The API model also separates concerns. Model providers focus on improving the underlying technology. Application developers focus on user experience and product logic. Neither needs to be expert in the other’s domain.

Understanding how these APIs work helps you make better architectural decisions, debug issues when they arise, and optimize costs by reducing unnecessary token usage.

Common misconceptions

“Calling an API means my data goes to a public model.”

Your prompts do go to the provider’s servers when you use their API. Most providers have options to opt out of having your data used for training. Enterprise plans often include additional data isolation. If data privacy is critical, look for these options or consider running models locally.

“More expensive models are always better.”

Not true. For many tasks, cheaper models perform nearly as well. A smaller model fine-tuned for a specific task can outperform a larger general-purpose model at that particular job. Benchmark your actual use case against different models rather than assuming the most expensive one is best.

“The API is just a direct connection to the model.”

There’s significant infrastructure between your request and the model.
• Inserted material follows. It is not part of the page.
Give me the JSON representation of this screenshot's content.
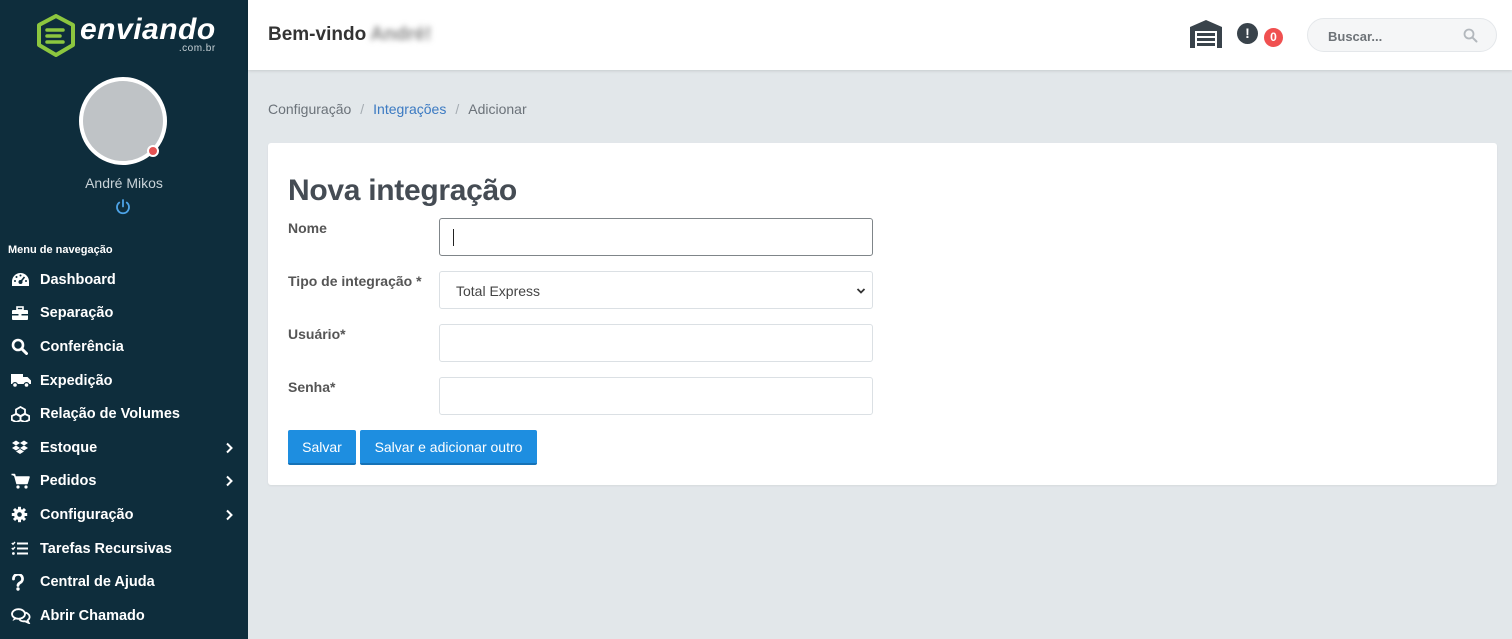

Providers handle load balancing, fallback to backup systems if a model is overloaded, content filtering, logging, and more. The “API” is really a managed service, not a wire directly into a neural network.

Key terms

API (Application Programming Interface): A set of rules that lets two software applications communicate with each other. LLM APIs let your code send text to a remote model and get responses back.

API Key: A unique identifier that authenticates your requests to an LLM service. Keep it secret and secure.

Tokens: The basic units a language model processes. Roughly, 1 token equals about 3/4 of an English word. You’re billed per token.

Temperature: A parameter that controls how random or creative the model’s output is. Lower values mean more predictable outputs.

Rate Limit: The maximum number of requests you can make to an API within a certain time period.

Context Window: The maximum amount of text the model can consider when generating a response, measured in tokens.

System Prompt: Instructions you provide to the model that shape how it behaves across all interactions.